The following files are available for the train and test data. Their descriptions are equivalent.

  • 'train/subject_train.txt': Each row identifies the subject who performed the activity for each window sample. Its range is from 1 to 30.
  • 'train/Inertial Signals/total_acc_x_train.txt': The acceleration signal from the smartphone accelerometer X axis in standard gravity units 'g'. Every row shows a 128 element vector. The same description applies for the 'total_acc_x_train.txt' and 'total_acc_z_train.txt' files for the Y and Z axis.
  • 'train/Inertial Signals/body_acc_x_train.txt': The body acceleration signal obtained by subtracting the gravity from the total acceleration.
  • 'train/Inertial Signals/body_gyro_x_train.txt': The angular velocity vector measured by the gyroscope for each window sample. The units are radians/second.

Notes:

  • Features are normalized and bounded within [-1,1].
  • Each feature vector is a row on the text file. For more information about this dataset contact: [email protected]

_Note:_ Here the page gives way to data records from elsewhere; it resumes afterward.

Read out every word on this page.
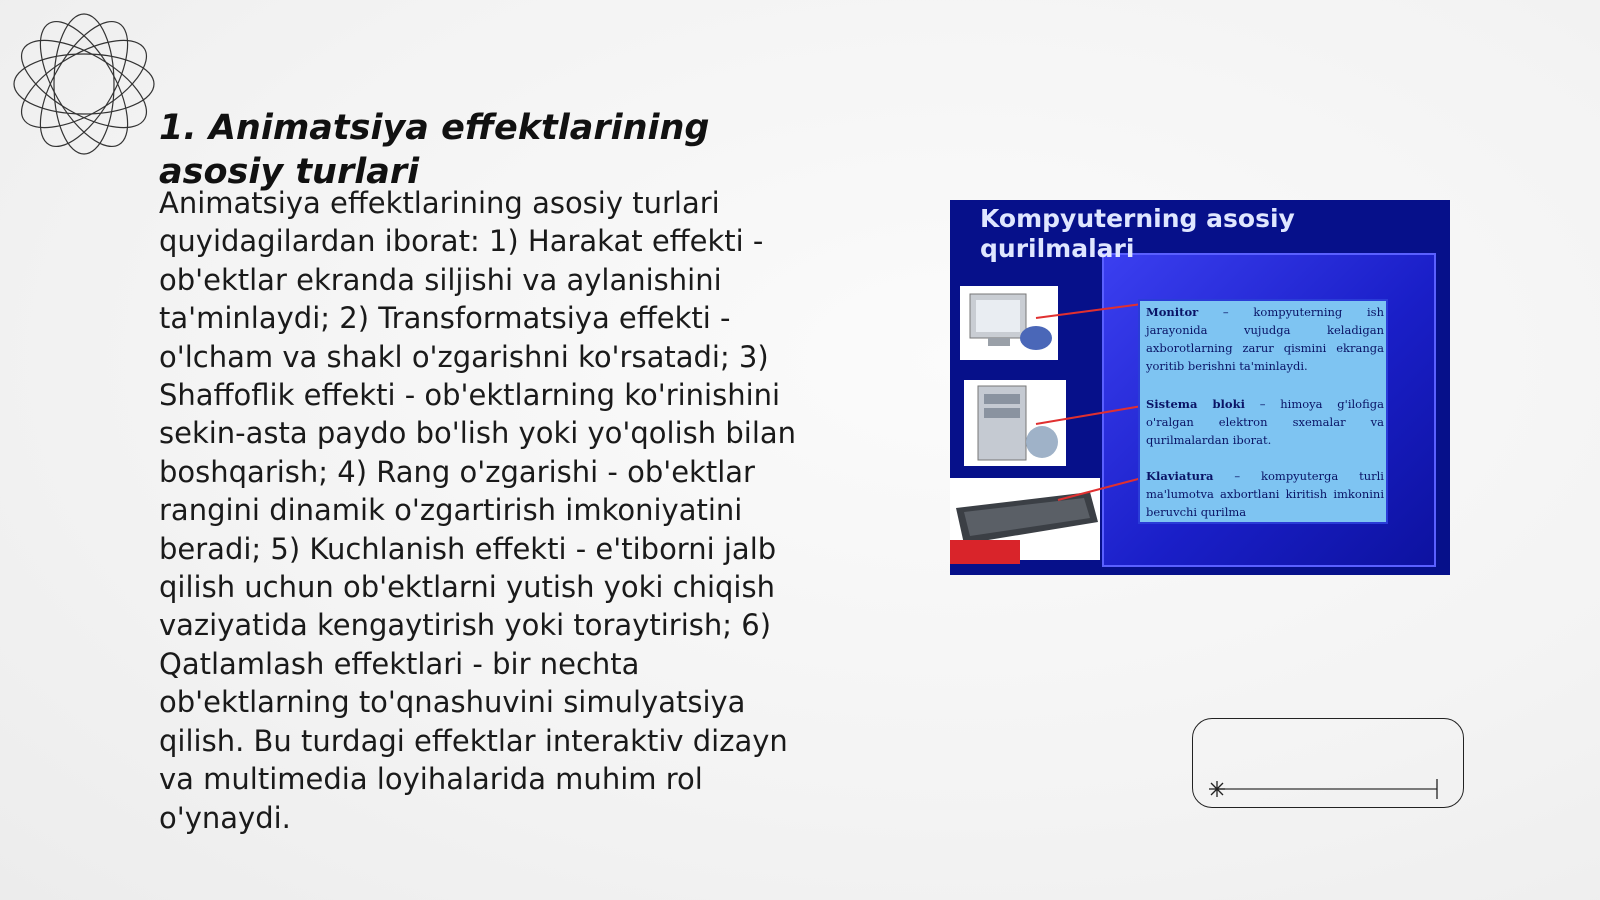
1. Animatsiya effektlarining asosiy turlari

Animatsiya effektlarining asosiy turlari quyidagilardan iborat: 1) Harakat effekti - ob'ektlar ekranda siljishi va aylanishini ta'minlaydi; 2) Transformatsiya effekti - o'lcham va shakl o'zgarishni ko'rsatadi; 3) Shaffoflik effekti - ob'ektlarning ko'rinishini sekin-asta paydo bo'lish yoki yo'qolish bilan boshqarish; 4) Rang o'zgarishi - ob'ektlar rangini dinamik o'zgartirish imkoniyatini beradi; 5) Kuchlanish effekti - e'tiborni jalb qilish uchun ob'ektlarni yutish yoki chiqish vaziyatida kengaytirish yoki toraytirish; 6) Qatlamlash effektlari - bir nechta ob'ektlarning to'qnashuvini simulyatsiya qilish. Bu turdagi effektlar interaktiv dizayn va multimedia loyihalarida muhim rol o'ynaydi.

Kompyuterning asosiy qurilmalari
Monitor – kompyuterning ish jarayonida vujudga keladigan axborotlarning zarur qismini ekranga yoritib berishni ta'minlaydi.
Sistema bloki – himoya g'ilofiga o'ralgan elektron sxemalar va qurilmalardan iborat.
Klaviatura – kompyuterga turli ma'lumotva axbortlani kiritish imkonini beruvchi qurilma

#Variable Names and Format The variable names for the features are documented in the features_info.txt file in the "UCI HAR Dataset" folder. There are a total of 561 features. There are 30 subjects participating. They are given numbers from 1 to 30. There are 6 activity codes: 1 WALKING 2 WALKING_UPSTAIRS 3 WALKING_DOWNSTAIRS 4 SITTING 5 STANDING 6 LAYING

##The transformations and comutations done by the run_analysis.R script. Reading the datafiles from the directories.

Datasets read from main directory: "features.txt" This dataset contains a list of variables in the datasets. "activity_labels.txt" This is the activity labels connected to the y_datasets Datasets read from the train and test subdirectories: "subject_test.txt" The subject number (1-30) linked to the test data "subject_train.txt" The subject number (1-30) linked to the train data "y_test.txt" Activity code linked to the test dataset "y_train.txt" Activity code linked to the train dataset "X_test.txt" Feature vector test data "X_train.txt" Feature vector train data

#Processing.

  1. Merging subject_, y_ and X_ train and test datasets using rbind.
  2. Columns in subject and activity are named
  3. The names are set in the X_ merged set using the features set read.
  4. We only want to keep mean() and std() features for further work. I extract the relevant columns using the grepl command. This reduces the columns from 561 to 66.
  5. All columns have got labels. One could discuss if editing names would be useful. I decided to minimize editing and stick to the originals.
  6. I have a combined dataset with subject, activity and kept features. Combined with cbind.
  7. Then I used the dplyr package to group on activity and subject and calculate the mean of theese groups. This gave a reduction from 10299 to 180 rows.
  8. This dataset was then exported.

The exported dataset has the activity (as text), subject and the original names for the vectors.

The run_analysis.R script is well documented and explains the processing in detail.